Junior shrugged and his deltoids rippled as if shocked with a cattle prod. “The gun was mixed in with some fishing gear. I’m sure he’d seen it, but I doubt Dad would even know how to load the thing.”

“But you know how.”

“Sure.”

“In-ter-esting. Very interesting.” Steve was trying to sound profound, but managed to sound like a pompous twit, even to himself.

“What’s the big deal?” Junior asked.

The big deal, Steve thought, was that he wanted to place the murder weapon in someone’s hand, someone’s other than his client’s. If that hand belonged to Zorro at Bunny Flagler’s costume party, well tough shit.

“Yes, Ste-phen.” Victoria made his name sound like a streptococcus. “What is the big deal?”

She was pissed, Steve knew. He’d promised to let her take the lead, had even meant it at the time. But once they got here, once the game began, he just couldn’t back off. Hey, you don’t pinch hit for Alex Rodriguez.

Bobby piped up: “Uncle Steve wants to pin the murder on the hottest boy at Pinecrest.”

“I know, Bobby,” Victoria said. “I just wanted to hear Steve say it.”

Steve wished that Bobby didn’t have the irksome habit of speaking only the truth, a real anomaly in the Solomon household. Turning to Junior, Steve asked: “Where were you when your father and Stubbs took the boat out?”

“Taking a swim.”

“By yourself?”

“I’m a big boy, Solomon.”

Bobby said: “What Uncle Steve means, do you have an alibi witness?”
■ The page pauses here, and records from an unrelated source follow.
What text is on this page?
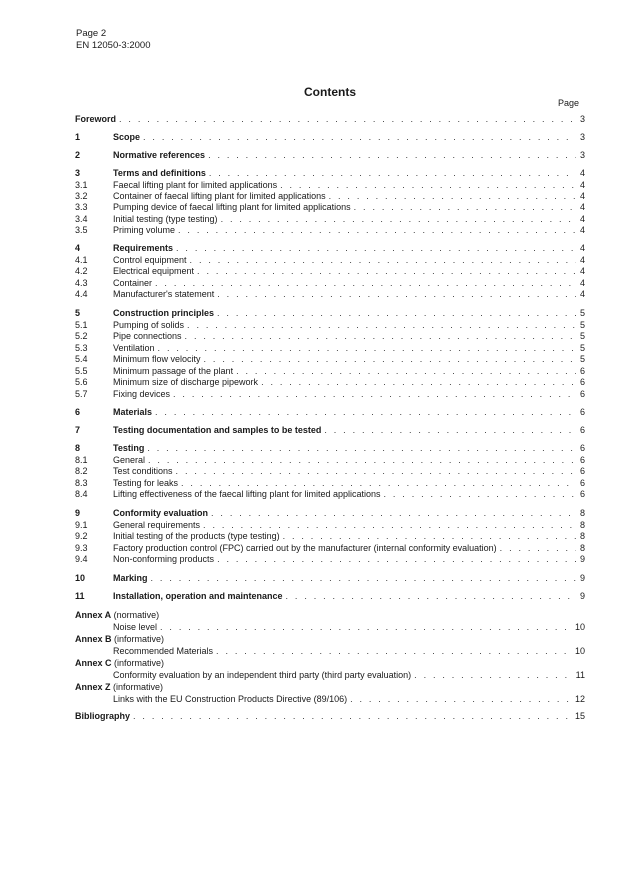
Page 2
EN 12050-3:2000
Contents
Page
Foreword . . .	3
1	Scope . . .	3
2	Normative references . . .	3
3	Terms and definitions . . .	4
3.1	Faecal lifting plant for limited applications . . .	4
3.2	Container of faecal lifting plant for limited applications . . .	4
3.3	Pumping device of faecal lifting plant for limited applications . . .	4
3.4	Initial testing (type testing) . . .	4
3.5	Priming volume . . .	4
4	Requirements . . .	4
4.1	Control equipment . . .	4
4.2	Electrical equipment . . .	4
4.3	Container . . .	4
4.4	Manufacturer's statement . . .	4
5	Construction principles . . .	5
5.1	Pumping of solids . . .	5
5.2	Pipe connections . . .	5
5.3	Ventilation . . .	5
5.4	Minimum flow velocity . . .	5
5.5	Minimum passage of the plant . . .	6
5.6	Minimum size of discharge pipework . . .	6
5.7	Fixing devices . . .	6
6	Materials . . .	6
7	Testing documentation and samples to be tested . . .	6
8	Testing . . .	6
8.1	General . . .	6
8.2	Test conditions . . .	6
8.3	Testing for leaks . . .	6
8.4	Lifting effectiveness of the faecal lifting plant for limited applications . . .	6
9	Conformity evaluation . . .	8
9.1	General requirements . . .	8
9.2	Initial testing of the products (type testing) . . .	8
9.3	Factory production control (FPC) carried out by the manufacturer (internal conformity evaluation) . . .	8
9.4	Non-conforming products . . .	9
10	Marking . . .	9
11	Installation, operation and maintenance . . .	9
Annex A (normative)
Noise level . . .	10
Annex B (informative)
Recommended Materials . . .	10
Annex C (informative)
Conformity evaluation by an independent third party (third party evaluation) . . .	11
Annex Z (informative)
Links with the EU Construction Products Directive (89/106) . . .	12
Bibliography . . .	15
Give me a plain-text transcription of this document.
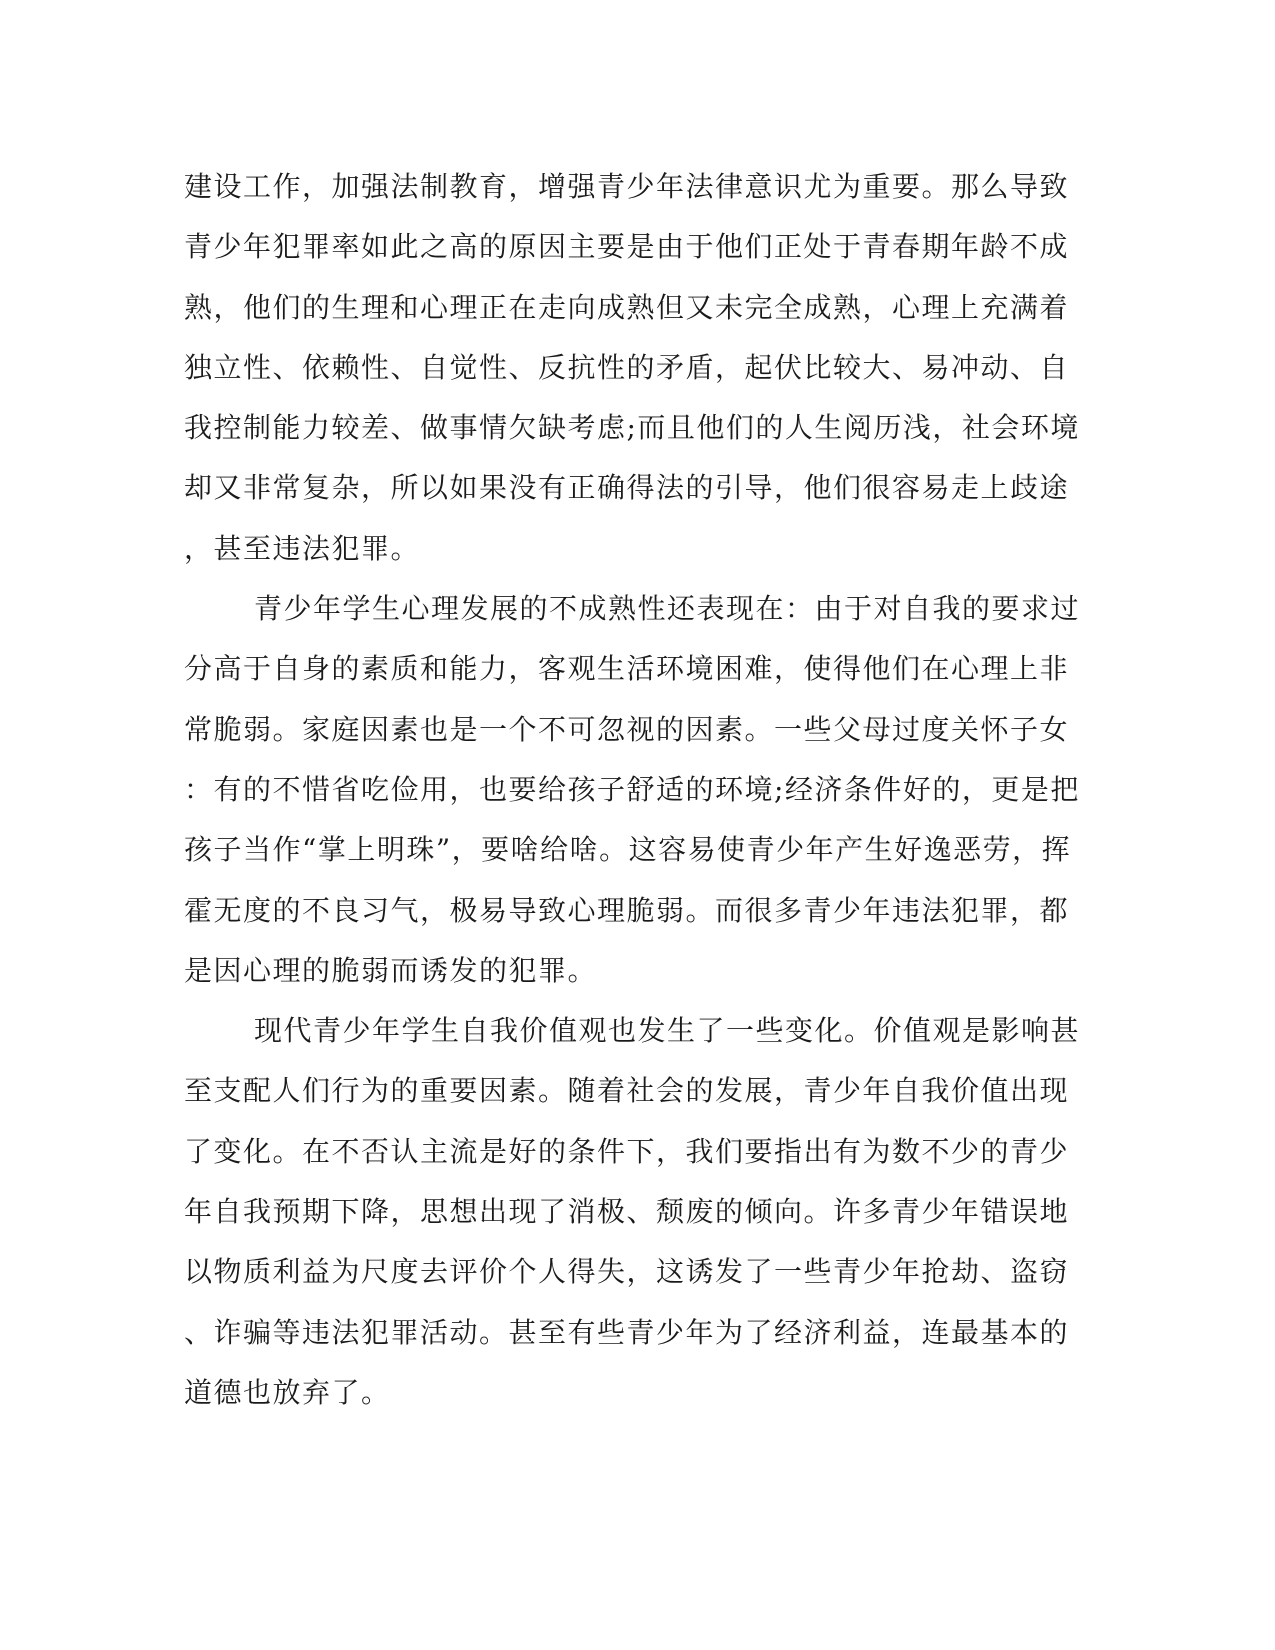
建设工作，加强法制教育，增强青少年法律意识尤为重要。那么导致
青少年犯罪率如此之高的原因主要是由于他们正处于青春期年龄不成
熟，他们的生理和心理正在走向成熟但又未完全成熟，心理上充满着
独立性、依赖性、自觉性、反抗性的矛盾，起伏比较大、易冲动、自
我控制能力较差、做事情欠缺考虑;而且他们的人生阅历浅，社会环境
却又非常复杂，所以如果没有正确得法的引导，他们很容易走上歧途
，甚至违法犯罪。
青少年学生心理发展的不成熟性还表现在：由于对自我的要求过
分高于自身的素质和能力，客观生活环境困难，使得他们在心理上非
常脆弱。家庭因素也是一个不可忽视的因素。一些父母过度关怀子女
：有的不惜省吃俭用，也要给孩子舒适的环境;经济条件好的，更是把
孩子当作“掌上明珠”，要啥给啥。这容易使青少年产生好逸恶劳，挥
霍无度的不良习气，极易导致心理脆弱。而很多青少年违法犯罪，都
是因心理的脆弱而诱发的犯罪。
现代青少年学生自我价值观也发生了一些变化。价值观是影响甚
至支配人们行为的重要因素。随着社会的发展，青少年自我价值出现
了变化。在不否认主流是好的条件下，我们要指出有为数不少的青少
年自我预期下降，思想出现了消极、颓废的倾向。许多青少年错误地
以物质利益为尺度去评价个人得失，这诱发了一些青少年抢劫、盗窃
、诈骗等违法犯罪活动。甚至有些青少年为了经济利益，连最基本的
道德也放弃了。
Junior laughed. “Only the barracuda who likes to tail me.”

“Cool,” Bobby said.

“Look, Solomon. I had no motive to kill Stubbs.”

“No apparent motive,” Steve corrected him.

“Don’t be a dick, Steve,” Victoria said.

“It’s okay, Tori,” Junior interposed. “I know you guys have a job to do.” As they started up a maple staircase to the second floor, he said: “If you’re interested, I’ve got a theory about what happened.”